Mustafa Abdel Jalil, presidente do Conselho Nacional de Transição, anunciando a "libertação" da Líbia

Mustafa Abdel Jalil, presidente do Conselho Nacional de Transição, anunciando a "libertação" da Líbia

Autoridades vão utilizar lei islâmica como fonte do novo sistema judicial

O Conselho Nacional de Transição da Líbia (CNT) declarou a "libertação" do país, após 42 anos de regime chefiado por Muammar Kadhafi.
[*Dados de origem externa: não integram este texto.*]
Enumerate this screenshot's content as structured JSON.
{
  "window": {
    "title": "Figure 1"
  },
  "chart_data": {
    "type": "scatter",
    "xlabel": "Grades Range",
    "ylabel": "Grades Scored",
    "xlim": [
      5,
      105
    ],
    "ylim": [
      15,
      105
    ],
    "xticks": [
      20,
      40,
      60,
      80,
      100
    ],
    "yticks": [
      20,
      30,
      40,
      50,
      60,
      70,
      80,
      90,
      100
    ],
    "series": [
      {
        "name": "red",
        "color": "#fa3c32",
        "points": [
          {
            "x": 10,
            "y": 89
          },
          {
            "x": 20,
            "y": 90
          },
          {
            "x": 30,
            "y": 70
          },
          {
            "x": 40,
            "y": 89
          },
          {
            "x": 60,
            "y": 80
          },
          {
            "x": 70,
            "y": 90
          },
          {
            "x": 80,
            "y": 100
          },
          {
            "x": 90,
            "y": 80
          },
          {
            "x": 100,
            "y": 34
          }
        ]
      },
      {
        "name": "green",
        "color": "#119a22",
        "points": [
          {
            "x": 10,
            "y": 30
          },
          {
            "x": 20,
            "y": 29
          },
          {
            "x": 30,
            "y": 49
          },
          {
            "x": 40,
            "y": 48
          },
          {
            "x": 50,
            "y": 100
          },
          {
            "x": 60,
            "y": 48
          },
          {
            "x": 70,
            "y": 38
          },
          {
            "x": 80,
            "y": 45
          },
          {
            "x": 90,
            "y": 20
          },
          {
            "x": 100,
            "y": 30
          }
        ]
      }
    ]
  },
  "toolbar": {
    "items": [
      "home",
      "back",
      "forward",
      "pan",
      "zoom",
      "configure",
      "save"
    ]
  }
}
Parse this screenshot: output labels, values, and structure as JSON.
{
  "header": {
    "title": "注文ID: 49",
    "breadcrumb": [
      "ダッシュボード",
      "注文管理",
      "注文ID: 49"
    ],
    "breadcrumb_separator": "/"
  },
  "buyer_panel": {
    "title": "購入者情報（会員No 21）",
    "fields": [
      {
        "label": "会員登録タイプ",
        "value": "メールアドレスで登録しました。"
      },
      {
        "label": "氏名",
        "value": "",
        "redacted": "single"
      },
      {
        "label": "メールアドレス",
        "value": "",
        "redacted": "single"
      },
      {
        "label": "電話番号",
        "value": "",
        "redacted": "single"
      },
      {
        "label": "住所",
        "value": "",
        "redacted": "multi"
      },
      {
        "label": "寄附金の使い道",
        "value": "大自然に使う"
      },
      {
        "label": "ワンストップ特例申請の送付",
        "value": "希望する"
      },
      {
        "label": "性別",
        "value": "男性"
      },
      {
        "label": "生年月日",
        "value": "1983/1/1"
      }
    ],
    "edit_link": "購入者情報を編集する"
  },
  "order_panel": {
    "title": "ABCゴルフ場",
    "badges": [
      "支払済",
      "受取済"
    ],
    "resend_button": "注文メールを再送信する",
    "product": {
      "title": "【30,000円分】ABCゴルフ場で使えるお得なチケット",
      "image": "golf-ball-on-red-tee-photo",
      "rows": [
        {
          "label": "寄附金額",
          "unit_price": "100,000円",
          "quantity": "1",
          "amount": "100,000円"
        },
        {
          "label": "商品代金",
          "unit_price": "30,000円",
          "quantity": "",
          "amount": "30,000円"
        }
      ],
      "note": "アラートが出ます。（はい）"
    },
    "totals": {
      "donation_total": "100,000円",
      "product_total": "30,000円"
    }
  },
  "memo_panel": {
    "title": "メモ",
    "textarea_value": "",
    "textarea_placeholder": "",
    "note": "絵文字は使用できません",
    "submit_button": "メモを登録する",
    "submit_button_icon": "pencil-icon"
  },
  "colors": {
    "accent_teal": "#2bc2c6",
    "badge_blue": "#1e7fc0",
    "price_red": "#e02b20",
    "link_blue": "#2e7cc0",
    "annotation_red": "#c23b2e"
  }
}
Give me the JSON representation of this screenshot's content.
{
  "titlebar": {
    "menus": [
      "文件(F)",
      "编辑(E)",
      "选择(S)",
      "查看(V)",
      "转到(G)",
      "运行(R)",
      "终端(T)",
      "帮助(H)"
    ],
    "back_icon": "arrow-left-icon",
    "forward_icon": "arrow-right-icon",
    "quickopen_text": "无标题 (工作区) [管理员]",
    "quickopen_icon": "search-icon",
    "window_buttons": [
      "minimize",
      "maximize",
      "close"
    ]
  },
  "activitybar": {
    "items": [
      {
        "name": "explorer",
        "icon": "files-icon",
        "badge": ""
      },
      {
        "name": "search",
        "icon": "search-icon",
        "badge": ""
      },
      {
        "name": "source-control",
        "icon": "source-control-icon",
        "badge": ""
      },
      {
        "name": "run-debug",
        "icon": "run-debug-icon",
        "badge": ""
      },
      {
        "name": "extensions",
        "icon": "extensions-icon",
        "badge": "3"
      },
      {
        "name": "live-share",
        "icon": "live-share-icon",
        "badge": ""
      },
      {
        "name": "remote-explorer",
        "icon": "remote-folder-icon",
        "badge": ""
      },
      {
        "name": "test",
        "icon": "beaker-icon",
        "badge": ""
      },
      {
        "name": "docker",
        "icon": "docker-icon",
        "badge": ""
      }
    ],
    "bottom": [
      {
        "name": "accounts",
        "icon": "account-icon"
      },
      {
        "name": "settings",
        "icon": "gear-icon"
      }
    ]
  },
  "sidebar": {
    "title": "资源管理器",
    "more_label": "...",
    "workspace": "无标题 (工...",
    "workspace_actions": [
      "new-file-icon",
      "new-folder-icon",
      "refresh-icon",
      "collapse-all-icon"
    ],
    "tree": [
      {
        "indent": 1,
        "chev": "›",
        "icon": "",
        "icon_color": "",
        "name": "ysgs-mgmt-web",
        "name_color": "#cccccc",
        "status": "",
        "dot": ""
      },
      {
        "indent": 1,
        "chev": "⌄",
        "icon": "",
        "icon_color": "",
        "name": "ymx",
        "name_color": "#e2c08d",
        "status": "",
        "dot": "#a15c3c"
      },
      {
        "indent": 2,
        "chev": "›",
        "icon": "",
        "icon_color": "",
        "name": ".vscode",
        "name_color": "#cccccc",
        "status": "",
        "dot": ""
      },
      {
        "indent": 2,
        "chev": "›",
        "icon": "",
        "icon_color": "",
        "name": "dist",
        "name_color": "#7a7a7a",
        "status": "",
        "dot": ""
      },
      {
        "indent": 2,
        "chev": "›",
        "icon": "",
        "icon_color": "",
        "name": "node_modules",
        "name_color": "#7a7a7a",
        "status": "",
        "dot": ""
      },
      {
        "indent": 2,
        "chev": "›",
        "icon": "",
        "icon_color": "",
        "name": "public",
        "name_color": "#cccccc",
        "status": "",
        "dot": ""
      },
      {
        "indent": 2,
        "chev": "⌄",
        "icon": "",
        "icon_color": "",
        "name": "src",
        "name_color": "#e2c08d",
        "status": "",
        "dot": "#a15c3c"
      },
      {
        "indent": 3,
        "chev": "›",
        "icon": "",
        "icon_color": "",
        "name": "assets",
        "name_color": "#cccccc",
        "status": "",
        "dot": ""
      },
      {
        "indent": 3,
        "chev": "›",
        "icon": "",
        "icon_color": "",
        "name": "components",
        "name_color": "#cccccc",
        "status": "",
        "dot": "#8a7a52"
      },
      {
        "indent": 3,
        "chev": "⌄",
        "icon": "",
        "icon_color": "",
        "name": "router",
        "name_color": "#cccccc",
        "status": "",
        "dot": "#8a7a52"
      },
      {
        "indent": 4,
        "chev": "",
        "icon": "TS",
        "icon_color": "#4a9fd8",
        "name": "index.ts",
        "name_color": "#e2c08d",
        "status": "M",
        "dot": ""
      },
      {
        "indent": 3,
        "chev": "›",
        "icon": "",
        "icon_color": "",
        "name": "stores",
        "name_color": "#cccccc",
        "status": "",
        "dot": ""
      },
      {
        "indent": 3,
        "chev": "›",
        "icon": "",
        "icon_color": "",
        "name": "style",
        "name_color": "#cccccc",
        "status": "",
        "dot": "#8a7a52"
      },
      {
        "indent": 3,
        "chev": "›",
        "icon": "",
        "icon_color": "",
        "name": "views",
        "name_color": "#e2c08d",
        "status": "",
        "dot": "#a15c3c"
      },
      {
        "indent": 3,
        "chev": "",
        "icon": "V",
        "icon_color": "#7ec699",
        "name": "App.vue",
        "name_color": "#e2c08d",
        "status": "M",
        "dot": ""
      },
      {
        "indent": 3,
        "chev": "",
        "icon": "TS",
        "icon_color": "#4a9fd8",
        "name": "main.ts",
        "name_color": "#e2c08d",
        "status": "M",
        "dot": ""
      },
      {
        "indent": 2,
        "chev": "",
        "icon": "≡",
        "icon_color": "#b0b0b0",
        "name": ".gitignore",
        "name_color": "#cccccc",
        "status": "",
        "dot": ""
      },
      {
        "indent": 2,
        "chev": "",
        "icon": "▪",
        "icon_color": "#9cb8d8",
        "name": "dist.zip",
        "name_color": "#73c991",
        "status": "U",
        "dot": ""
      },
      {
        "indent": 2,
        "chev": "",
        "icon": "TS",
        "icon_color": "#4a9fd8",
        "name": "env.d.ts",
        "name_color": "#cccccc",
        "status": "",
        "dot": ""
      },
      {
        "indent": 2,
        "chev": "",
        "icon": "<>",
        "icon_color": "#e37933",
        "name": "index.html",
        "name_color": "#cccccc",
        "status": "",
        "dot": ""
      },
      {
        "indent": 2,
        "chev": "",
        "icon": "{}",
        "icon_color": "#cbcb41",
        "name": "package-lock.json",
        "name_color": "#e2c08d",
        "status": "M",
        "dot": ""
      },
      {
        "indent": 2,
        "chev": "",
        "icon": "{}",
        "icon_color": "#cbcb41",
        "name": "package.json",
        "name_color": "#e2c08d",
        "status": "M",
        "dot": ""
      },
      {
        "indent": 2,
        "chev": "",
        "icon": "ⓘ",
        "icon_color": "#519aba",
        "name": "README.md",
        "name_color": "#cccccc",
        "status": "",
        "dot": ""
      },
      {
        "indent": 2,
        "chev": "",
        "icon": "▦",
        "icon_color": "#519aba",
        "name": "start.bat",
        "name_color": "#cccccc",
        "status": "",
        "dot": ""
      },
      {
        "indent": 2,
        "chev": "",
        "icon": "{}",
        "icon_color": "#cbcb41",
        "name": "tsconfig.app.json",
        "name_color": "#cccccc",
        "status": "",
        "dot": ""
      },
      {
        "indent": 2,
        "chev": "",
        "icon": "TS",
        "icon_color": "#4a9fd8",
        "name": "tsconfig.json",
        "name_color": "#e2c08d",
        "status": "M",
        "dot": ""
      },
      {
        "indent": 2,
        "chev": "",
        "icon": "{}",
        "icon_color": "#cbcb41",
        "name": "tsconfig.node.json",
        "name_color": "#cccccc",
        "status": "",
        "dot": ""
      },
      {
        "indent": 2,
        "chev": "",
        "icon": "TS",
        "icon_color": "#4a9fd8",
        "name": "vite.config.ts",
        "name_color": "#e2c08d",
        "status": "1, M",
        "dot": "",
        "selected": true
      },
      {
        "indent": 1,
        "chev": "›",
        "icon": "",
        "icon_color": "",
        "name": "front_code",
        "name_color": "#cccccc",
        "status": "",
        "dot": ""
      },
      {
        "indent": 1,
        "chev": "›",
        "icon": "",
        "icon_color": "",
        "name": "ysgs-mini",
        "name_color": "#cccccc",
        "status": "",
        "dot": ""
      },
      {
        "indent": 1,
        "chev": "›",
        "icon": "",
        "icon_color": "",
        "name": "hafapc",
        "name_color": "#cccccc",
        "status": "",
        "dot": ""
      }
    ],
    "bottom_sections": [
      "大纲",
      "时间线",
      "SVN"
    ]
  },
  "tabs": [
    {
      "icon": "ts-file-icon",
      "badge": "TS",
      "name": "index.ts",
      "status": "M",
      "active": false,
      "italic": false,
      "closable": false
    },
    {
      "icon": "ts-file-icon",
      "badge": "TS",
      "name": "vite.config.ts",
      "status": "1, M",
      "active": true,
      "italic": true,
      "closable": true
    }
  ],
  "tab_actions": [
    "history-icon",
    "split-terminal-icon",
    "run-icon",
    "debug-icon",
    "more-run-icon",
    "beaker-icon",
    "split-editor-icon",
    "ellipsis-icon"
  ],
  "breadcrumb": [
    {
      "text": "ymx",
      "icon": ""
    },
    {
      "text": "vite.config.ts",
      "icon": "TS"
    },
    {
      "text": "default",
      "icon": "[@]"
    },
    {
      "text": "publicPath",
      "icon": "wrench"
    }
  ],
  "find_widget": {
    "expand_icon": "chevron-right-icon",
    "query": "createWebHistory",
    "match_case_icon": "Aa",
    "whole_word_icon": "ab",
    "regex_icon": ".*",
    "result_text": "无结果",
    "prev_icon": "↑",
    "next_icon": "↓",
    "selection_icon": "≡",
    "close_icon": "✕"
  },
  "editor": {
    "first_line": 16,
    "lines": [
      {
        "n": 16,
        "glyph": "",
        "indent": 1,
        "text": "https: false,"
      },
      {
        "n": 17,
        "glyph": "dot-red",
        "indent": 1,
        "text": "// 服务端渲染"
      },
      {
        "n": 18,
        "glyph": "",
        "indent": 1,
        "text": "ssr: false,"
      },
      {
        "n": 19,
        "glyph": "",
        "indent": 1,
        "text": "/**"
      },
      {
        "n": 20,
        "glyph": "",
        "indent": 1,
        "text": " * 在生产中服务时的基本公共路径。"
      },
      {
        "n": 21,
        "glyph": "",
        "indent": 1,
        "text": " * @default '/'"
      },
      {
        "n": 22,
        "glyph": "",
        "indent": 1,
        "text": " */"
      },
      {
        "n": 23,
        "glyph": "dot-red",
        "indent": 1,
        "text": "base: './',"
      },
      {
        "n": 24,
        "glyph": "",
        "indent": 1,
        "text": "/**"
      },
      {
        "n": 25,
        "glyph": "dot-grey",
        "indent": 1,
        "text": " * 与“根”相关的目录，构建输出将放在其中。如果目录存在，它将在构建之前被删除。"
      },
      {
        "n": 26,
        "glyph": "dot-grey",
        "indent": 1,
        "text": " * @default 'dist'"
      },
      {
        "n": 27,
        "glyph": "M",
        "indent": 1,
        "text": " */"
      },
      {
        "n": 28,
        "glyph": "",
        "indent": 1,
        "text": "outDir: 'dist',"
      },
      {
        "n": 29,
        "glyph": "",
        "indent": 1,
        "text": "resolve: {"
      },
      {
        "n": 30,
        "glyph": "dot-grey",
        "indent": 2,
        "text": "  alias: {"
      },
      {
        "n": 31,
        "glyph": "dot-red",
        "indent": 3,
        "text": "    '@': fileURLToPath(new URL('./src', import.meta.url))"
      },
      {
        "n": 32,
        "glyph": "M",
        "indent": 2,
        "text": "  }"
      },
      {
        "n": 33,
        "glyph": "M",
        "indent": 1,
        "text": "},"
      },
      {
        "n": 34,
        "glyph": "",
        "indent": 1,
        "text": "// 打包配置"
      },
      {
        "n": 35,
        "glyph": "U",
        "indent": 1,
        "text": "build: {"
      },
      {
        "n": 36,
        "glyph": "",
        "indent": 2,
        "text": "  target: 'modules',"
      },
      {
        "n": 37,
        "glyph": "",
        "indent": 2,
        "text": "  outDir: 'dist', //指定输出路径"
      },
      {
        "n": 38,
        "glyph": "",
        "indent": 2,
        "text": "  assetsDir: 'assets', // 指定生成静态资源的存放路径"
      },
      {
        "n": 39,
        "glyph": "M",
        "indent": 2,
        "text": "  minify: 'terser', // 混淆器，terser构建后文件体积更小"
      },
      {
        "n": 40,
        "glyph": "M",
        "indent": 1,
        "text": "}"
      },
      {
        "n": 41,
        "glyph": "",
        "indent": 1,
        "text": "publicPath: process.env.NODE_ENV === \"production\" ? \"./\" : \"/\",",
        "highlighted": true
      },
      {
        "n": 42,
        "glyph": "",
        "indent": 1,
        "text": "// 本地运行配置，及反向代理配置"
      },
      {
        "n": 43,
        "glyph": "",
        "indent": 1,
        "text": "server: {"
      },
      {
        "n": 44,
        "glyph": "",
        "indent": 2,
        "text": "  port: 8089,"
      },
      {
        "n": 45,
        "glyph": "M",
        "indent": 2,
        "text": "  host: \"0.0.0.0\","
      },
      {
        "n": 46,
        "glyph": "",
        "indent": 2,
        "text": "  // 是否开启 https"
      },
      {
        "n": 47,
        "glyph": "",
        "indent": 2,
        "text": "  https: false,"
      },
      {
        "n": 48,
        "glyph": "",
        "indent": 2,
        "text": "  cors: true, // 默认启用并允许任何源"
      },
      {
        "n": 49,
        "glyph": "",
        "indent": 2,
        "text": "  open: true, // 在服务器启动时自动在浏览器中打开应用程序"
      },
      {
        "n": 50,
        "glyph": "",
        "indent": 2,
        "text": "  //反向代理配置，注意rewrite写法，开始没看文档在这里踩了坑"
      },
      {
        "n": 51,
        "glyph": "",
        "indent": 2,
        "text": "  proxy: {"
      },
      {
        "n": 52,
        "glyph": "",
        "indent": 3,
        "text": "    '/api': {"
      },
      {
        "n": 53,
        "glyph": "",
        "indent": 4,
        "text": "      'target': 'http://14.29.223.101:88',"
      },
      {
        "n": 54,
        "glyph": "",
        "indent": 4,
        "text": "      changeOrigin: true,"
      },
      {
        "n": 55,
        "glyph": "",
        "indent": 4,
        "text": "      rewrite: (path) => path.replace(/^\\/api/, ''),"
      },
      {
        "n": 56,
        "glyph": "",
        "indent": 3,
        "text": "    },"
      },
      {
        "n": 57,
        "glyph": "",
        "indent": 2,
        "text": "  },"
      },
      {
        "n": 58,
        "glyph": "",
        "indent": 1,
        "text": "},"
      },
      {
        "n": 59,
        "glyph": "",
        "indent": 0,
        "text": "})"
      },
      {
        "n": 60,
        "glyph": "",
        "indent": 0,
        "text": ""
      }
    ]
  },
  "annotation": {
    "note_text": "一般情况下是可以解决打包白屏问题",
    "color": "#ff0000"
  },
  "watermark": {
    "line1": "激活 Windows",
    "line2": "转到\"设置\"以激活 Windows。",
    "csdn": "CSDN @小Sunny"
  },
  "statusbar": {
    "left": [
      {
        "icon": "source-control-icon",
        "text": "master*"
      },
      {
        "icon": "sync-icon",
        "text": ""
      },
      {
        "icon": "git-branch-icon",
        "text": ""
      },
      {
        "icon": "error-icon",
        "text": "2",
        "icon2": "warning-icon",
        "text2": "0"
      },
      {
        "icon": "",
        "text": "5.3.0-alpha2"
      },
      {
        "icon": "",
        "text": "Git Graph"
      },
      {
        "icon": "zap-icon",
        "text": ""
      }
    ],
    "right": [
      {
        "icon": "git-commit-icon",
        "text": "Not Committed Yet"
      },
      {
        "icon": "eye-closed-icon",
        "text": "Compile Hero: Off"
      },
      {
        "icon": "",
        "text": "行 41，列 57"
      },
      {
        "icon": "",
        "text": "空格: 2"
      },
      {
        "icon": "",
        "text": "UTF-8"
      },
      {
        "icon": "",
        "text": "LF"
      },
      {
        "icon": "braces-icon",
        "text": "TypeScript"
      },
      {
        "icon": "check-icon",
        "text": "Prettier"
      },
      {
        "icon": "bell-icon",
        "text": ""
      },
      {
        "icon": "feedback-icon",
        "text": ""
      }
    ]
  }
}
O presidente do Conselho, Mustafa Abdul-Jalil, disse que a revolução líbia foi encorajada e protegida por deus e exortou os seus compatriotas a mostrarem "paciência, honestidade e tolerância", após a morte de Kadhafi, na quinta-feira.

Depois de anunciar que a sharia, ou lei islâmica, será a fonte do novo sistema judicial da Líbia, Abdul-Jalil ajoelhou-se junto ao pódio onde falava e rezou.

O presidente do CNT anunciou que todas as leis não conformes com os ensinamentos do Islão serão revogadas, durante uma cerimónia modesta em Bengazi, berço da resistência ao regime de Kadhafi.

Agradeceu aos combatentes que lutaram contra as forças de Kadhafo durante os últimos oito meses, e anunciou benefícios especiais para todos os militares e civis que pegaram em armas para "libertar o país".

Entretanto, o primeiro-ministro do CNT, Mahmoud Jibril, disse que já foram iniciadas consultas e negociações entre as várias tribos líbias, em ordem à formação de um novo governo, as quais poderão demorar entre "uma semana a um mês".